I am not too sure why this is the case. Perhaps the BEGAN model has to incorporate extra information in another way to be effective. It could be related to phenomenon I observed in the previous post, where using the discriminator to autoencode the whole image made the model perform poorly. I would note that during training the equilibrium variable initially decreased like I observed when using the full-image discriminator although, contrary to the previous model, it eventually stabilized at around -1.283 and did not keep decreasing. Given more time, the next thing I would try is to remove the discriminator’s access to the captions and see if this solves the problem.

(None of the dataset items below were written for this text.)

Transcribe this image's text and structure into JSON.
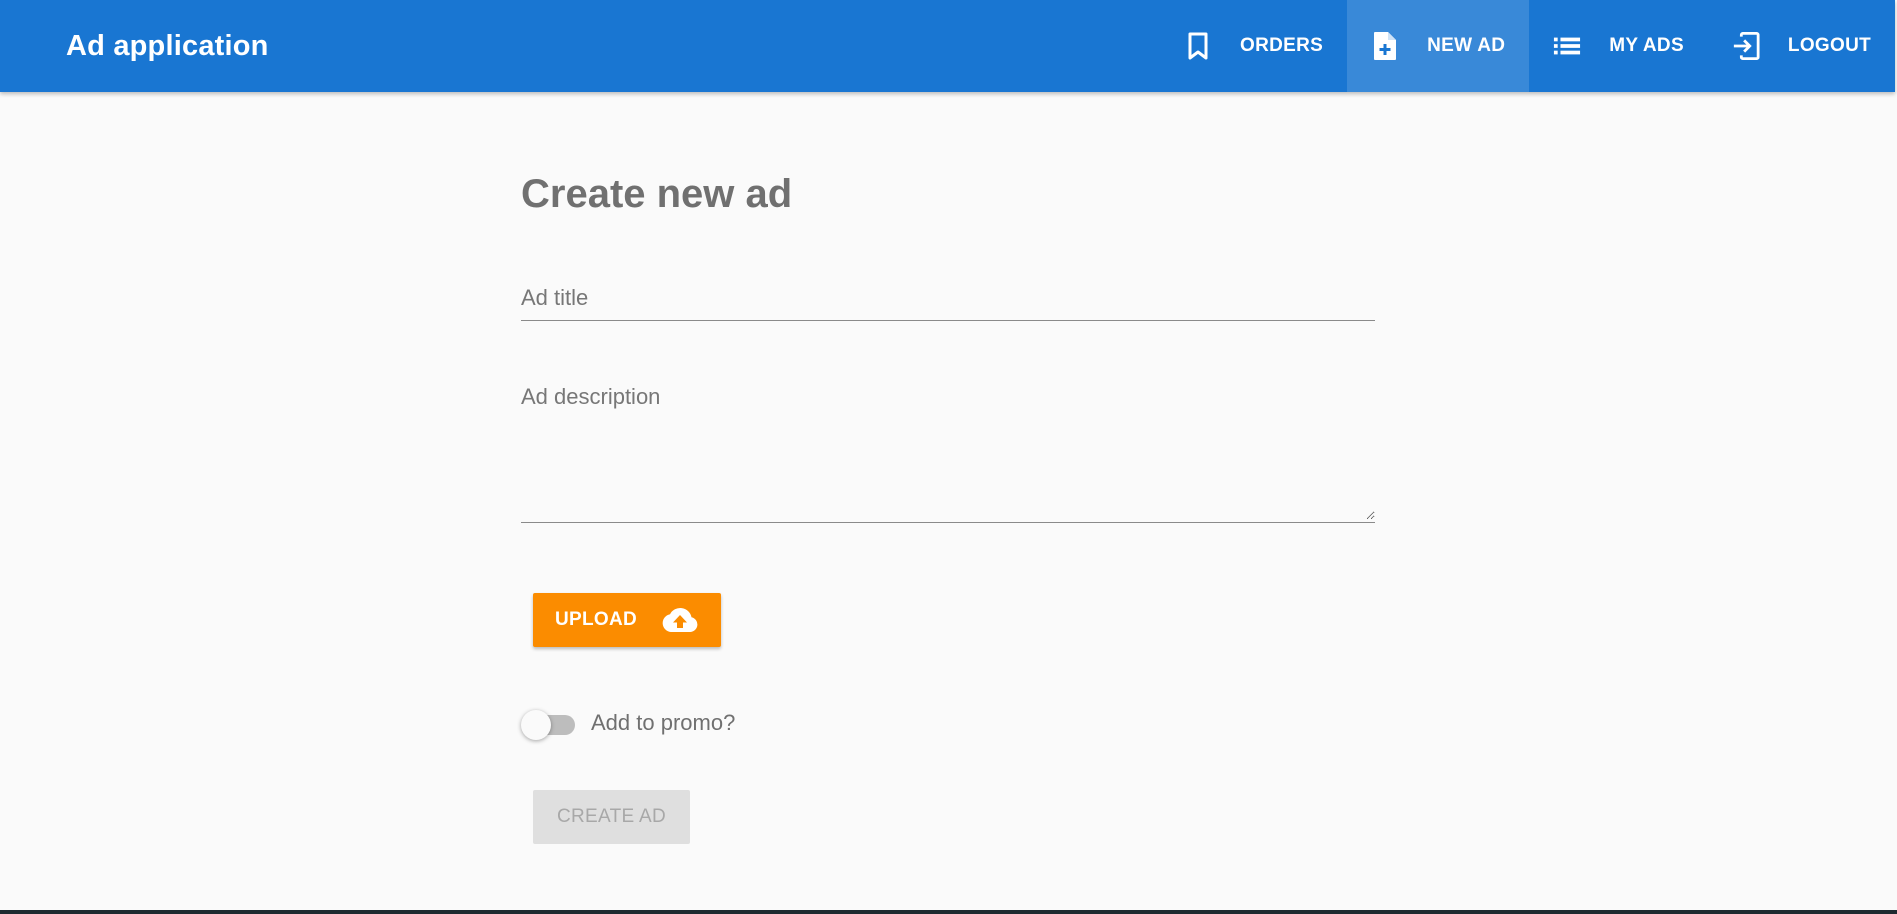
{
  "app": {
    "title": "Ad application"
  },
  "nav": {
    "items": [
      {
        "label": "ORDERS",
        "icon": "bookmark-icon",
        "active": false
      },
      {
        "label": "NEW AD",
        "icon": "note-add-icon",
        "active": true
      },
      {
        "label": "MY ADS",
        "icon": "list-icon",
        "active": false
      },
      {
        "label": "LOGOUT",
        "icon": "exit-to-app-icon",
        "active": false
      }
    ]
  },
  "form": {
    "heading": "Create new ad",
    "title_field": {
      "placeholder": "Ad title",
      "value": ""
    },
    "description_field": {
      "placeholder": "Ad description",
      "value": ""
    },
    "upload_label": "UPLOAD",
    "upload_icon": "cloud-upload-icon",
    "promo_label": "Add to promo?",
    "promo_on": false,
    "submit_label": "CREATE AD",
    "submit_disabled": true
  },
  "colors": {
    "toolbar": "#1976d2",
    "upload_button": "#fb8c00",
    "disabled_button": "#dfdfdf",
    "page_background": "#fafafa"
  }
}
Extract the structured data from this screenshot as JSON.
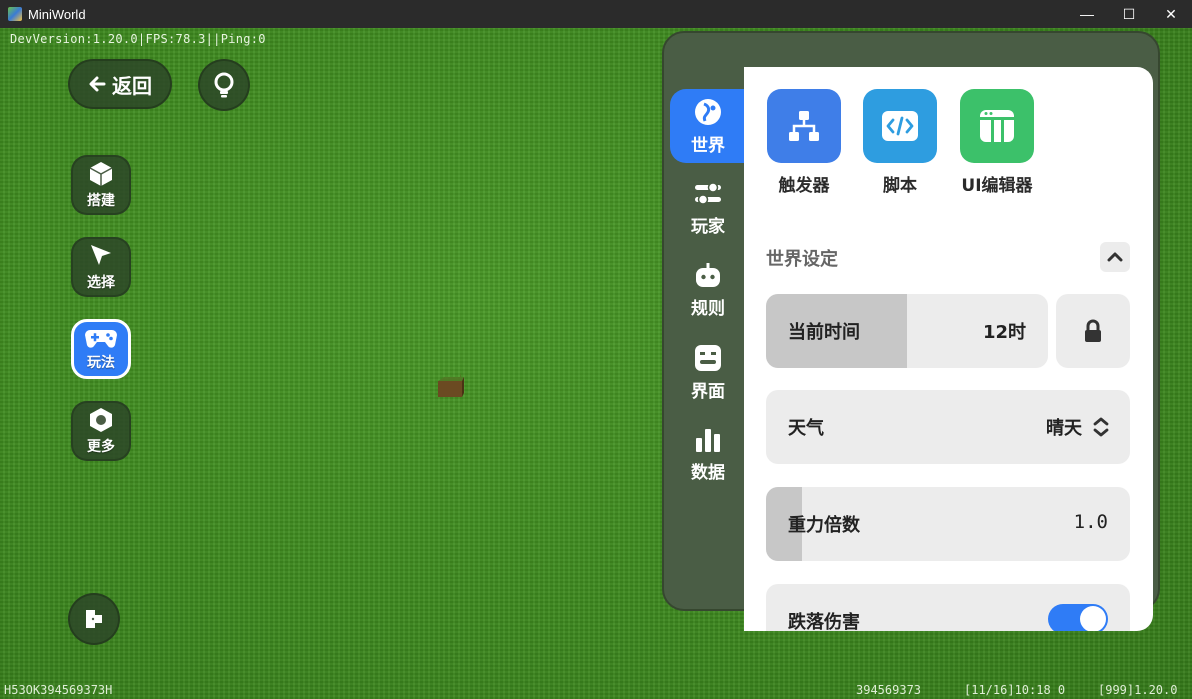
{
  "window": {
    "title": "MiniWorld",
    "minimize_glyph": "—",
    "maximize_glyph": "☐",
    "close_glyph": "✕"
  },
  "hud": {
    "dev_info": "DevVersion:1.20.0|FPS:78.3||Ping:0",
    "bottom_left": "H53OK394569373H",
    "bottom_uid": "394569373",
    "bottom_time": "[11/16]10:18 0",
    "bottom_ver": "[999]1.20.0"
  },
  "left": {
    "back_label": "返回",
    "tools": [
      {
        "label": "搭建",
        "icon": "cube-icon"
      },
      {
        "label": "选择",
        "icon": "cursor-icon"
      },
      {
        "label": "玩法",
        "icon": "gamepad-icon"
      },
      {
        "label": "更多",
        "icon": "hexagon-icon"
      }
    ],
    "active_tool": "玩法"
  },
  "panel": {
    "tabs": [
      {
        "label": "世界",
        "icon": "globe-icon"
      },
      {
        "label": "玩家",
        "icon": "sliders-icon"
      },
      {
        "label": "规则",
        "icon": "robot-icon"
      },
      {
        "label": "界面",
        "icon": "screen-face-icon"
      },
      {
        "label": "数据",
        "icon": "bar-chart-icon"
      }
    ],
    "active_tab": "世界",
    "tools": [
      {
        "label": "触发器",
        "icon": "hierarchy-icon",
        "color": "#3f7ee8"
      },
      {
        "label": "脚本",
        "icon": "code-icon",
        "color": "#2e9de0"
      },
      {
        "label": "UI编辑器",
        "icon": "layout-icon",
        "color": "#3cc16a"
      }
    ],
    "section_title": "世界设定",
    "settings": {
      "time_label": "当前时间",
      "time_value": "12时",
      "time_fill": 0.5,
      "weather_label": "天气",
      "weather_value": "晴天",
      "gravity_label": "重力倍数",
      "gravity_value": "1.0",
      "gravity_fill": 0.1,
      "fall_damage_label": "跌落伤害",
      "fall_damage_on": true
    }
  },
  "colors": {
    "accent": "#2f7cf6",
    "panel_dark": "#4a5d45",
    "grass": "#3f8d20"
  }
}
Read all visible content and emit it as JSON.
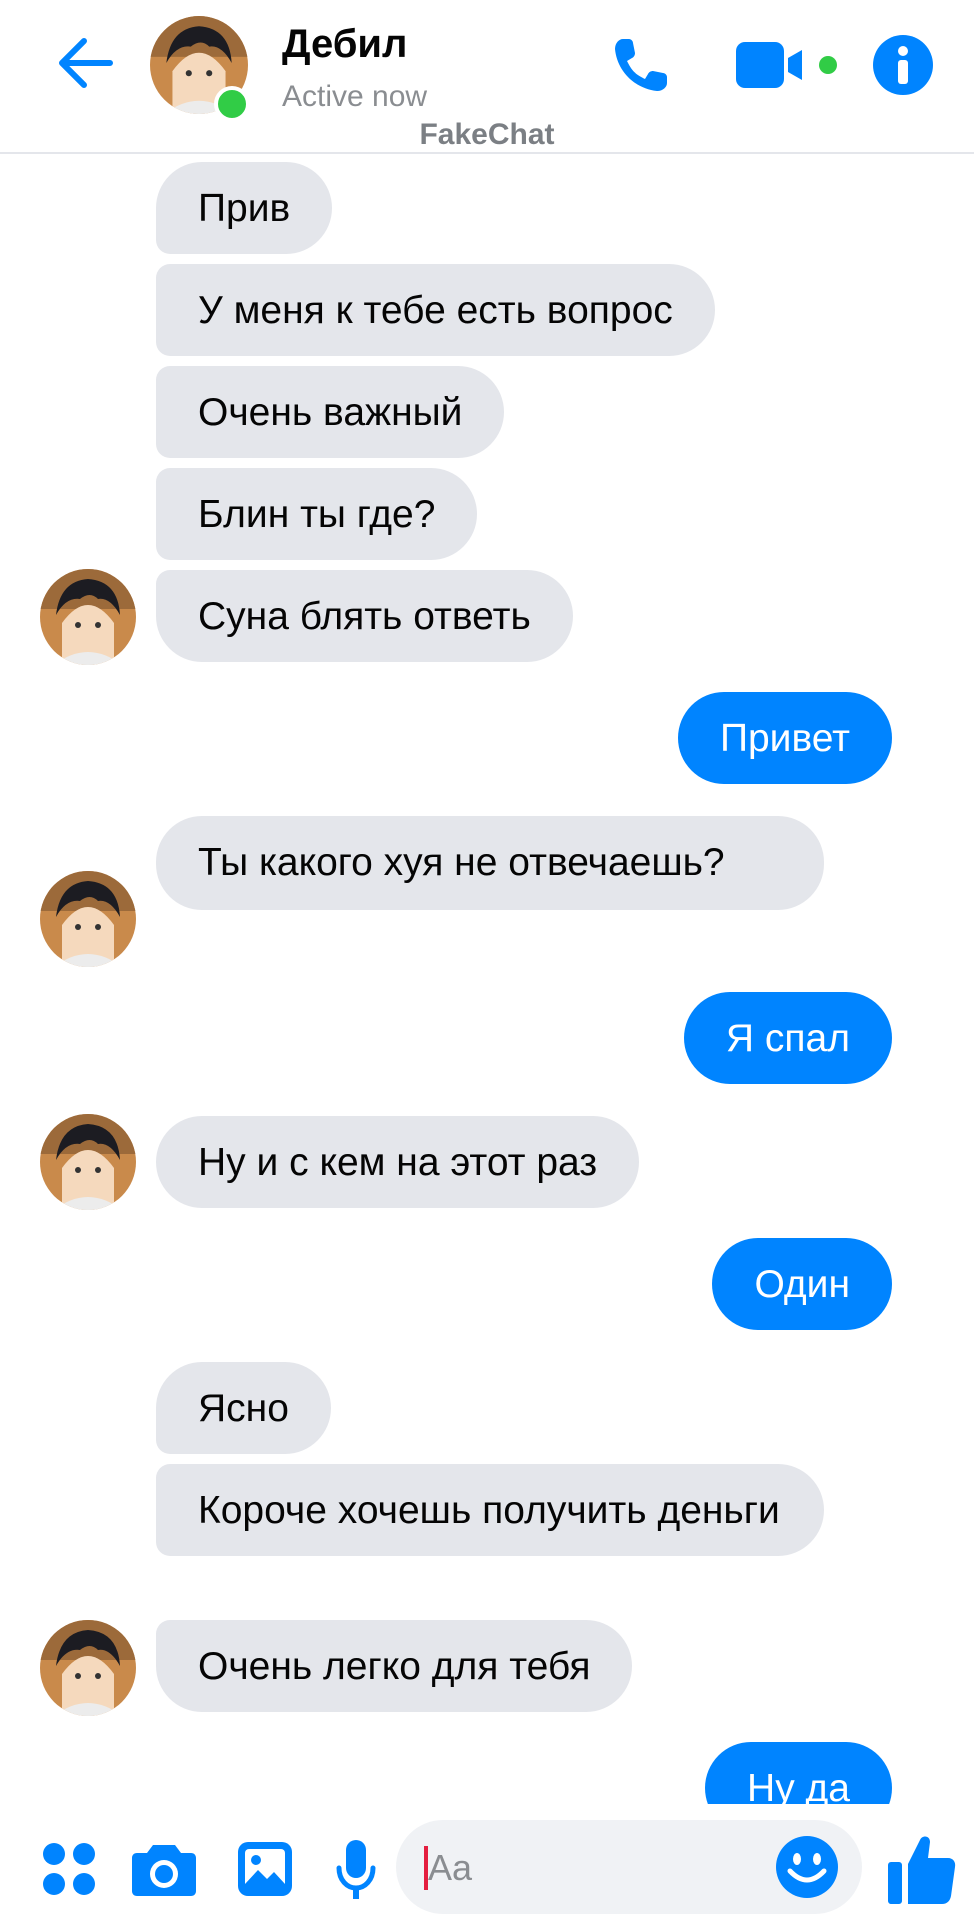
{
  "header": {
    "contact_name": "Дебил",
    "status": "Active now",
    "watermark": "FakeChat",
    "icons": [
      "back-arrow-icon",
      "phone-icon",
      "video-camera-icon",
      "info-icon"
    ],
    "presence_color": "#31cc46"
  },
  "messages": [
    {
      "from": "contact",
      "text": "Прив"
    },
    {
      "from": "contact",
      "text": "У меня к тебе есть вопрос"
    },
    {
      "from": "contact",
      "text": "Очень важный"
    },
    {
      "from": "contact",
      "text": "Блин ты где?"
    },
    {
      "from": "contact",
      "text": "Суна блять ответь"
    },
    {
      "from": "me",
      "text": "Привет"
    },
    {
      "from": "contact",
      "text": "Ты какого хуя не отвечаешь?"
    },
    {
      "from": "me",
      "text": "Я спал"
    },
    {
      "from": "contact",
      "text": "Ну и с кем на этот раз"
    },
    {
      "from": "me",
      "text": "Один"
    },
    {
      "from": "contact",
      "text": "Ясно"
    },
    {
      "from": "contact",
      "text": "Короче хочешь получить деньги"
    },
    {
      "from": "contact",
      "text": "Очень легко для тебя"
    },
    {
      "from": "me",
      "text": "Ну да"
    }
  ],
  "composer": {
    "placeholder": "Aa",
    "icons": [
      "apps-icon",
      "camera-icon",
      "gallery-icon",
      "microphone-icon",
      "emoji-icon",
      "thumbs-up-icon"
    ]
  },
  "colors": {
    "accent": "#0084ff",
    "incoming_bubble": "#e4e6eb",
    "outgoing_text": "#ffffff"
  }
}
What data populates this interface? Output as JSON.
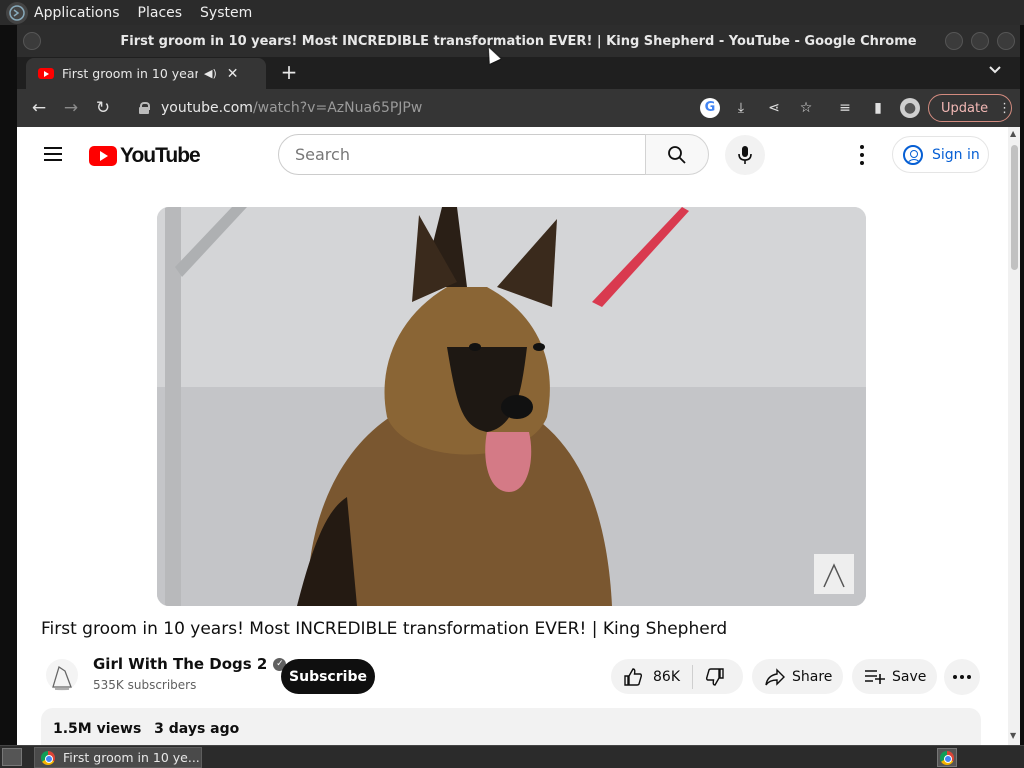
{
  "desktop": {
    "menus": [
      "Applications",
      "Places",
      "System"
    ]
  },
  "window": {
    "title": "First groom in 10 years! Most INCREDIBLE transformation EVER! | King Shepherd - YouTube - Google Chrome"
  },
  "tabs": [
    {
      "title": "First groom in 10 years! Most INCREDIBLE transformation EVER! | King Shepherd - YouTube",
      "audio": true
    }
  ],
  "omnibox": {
    "host": "youtube.com",
    "path": "/watch?v=AzNua65PJPw"
  },
  "browser": {
    "update_label": "Update"
  },
  "youtube": {
    "logo_text": "YouTube",
    "search_placeholder": "Search",
    "signin_label": "Sign in"
  },
  "video": {
    "title": "First groom in 10 years! Most INCREDIBLE transformation EVER! | King Shepherd",
    "channel": "Girl With The Dogs 2",
    "subscribers": "535K subscribers",
    "subscribe_label": "Subscribe",
    "likes": "86K",
    "share_label": "Share",
    "save_label": "Save",
    "views": "1.5M views",
    "age": "3 days ago"
  },
  "taskbar": {
    "task_title": "First groom in 10 ye..."
  },
  "colors": {
    "youtube_red": "#ff0000",
    "link_blue": "#065fd4",
    "chrome_dark": "#353535"
  }
}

We can also take a look at the loss plots from training. Since the actual curves are quite noisy, these are moving averages of the past 150 iterations at each timestep.
The left plot is for the with-caption model and the left is for the
with-caption model. (red: discriminator loss, green: generator loss, blue: convergence measure for BEGAN)
It seems like straight from the beginning the no-caption model does better, with the generator quickly going under a loss of 0.04 while the with-caption model seems stuck over that mark.
It might be possible that with longer training, the performance eventually becomes better and it is just the early performance that suffers. This doesn’t seem to be likely though since from error plots, we can see the that the loss is flattening out.
In conclusion, for this type of model, it seems that conditioning on caption information makes the performance significantly worse. Further investigation would definitely be required. I incorporated the caption information in a simple manner which may not be effective for BEGAN.
As I started off without any prior experience with deep neural networks, this project has definitely taught me a great deal about the nuts and bolts of deep learning and how to make them work in practice. I found the project topic to be very interesting and challenging. I would have liked to try out other models such as the WGAN and DRAW, but, overall, it was a fun project.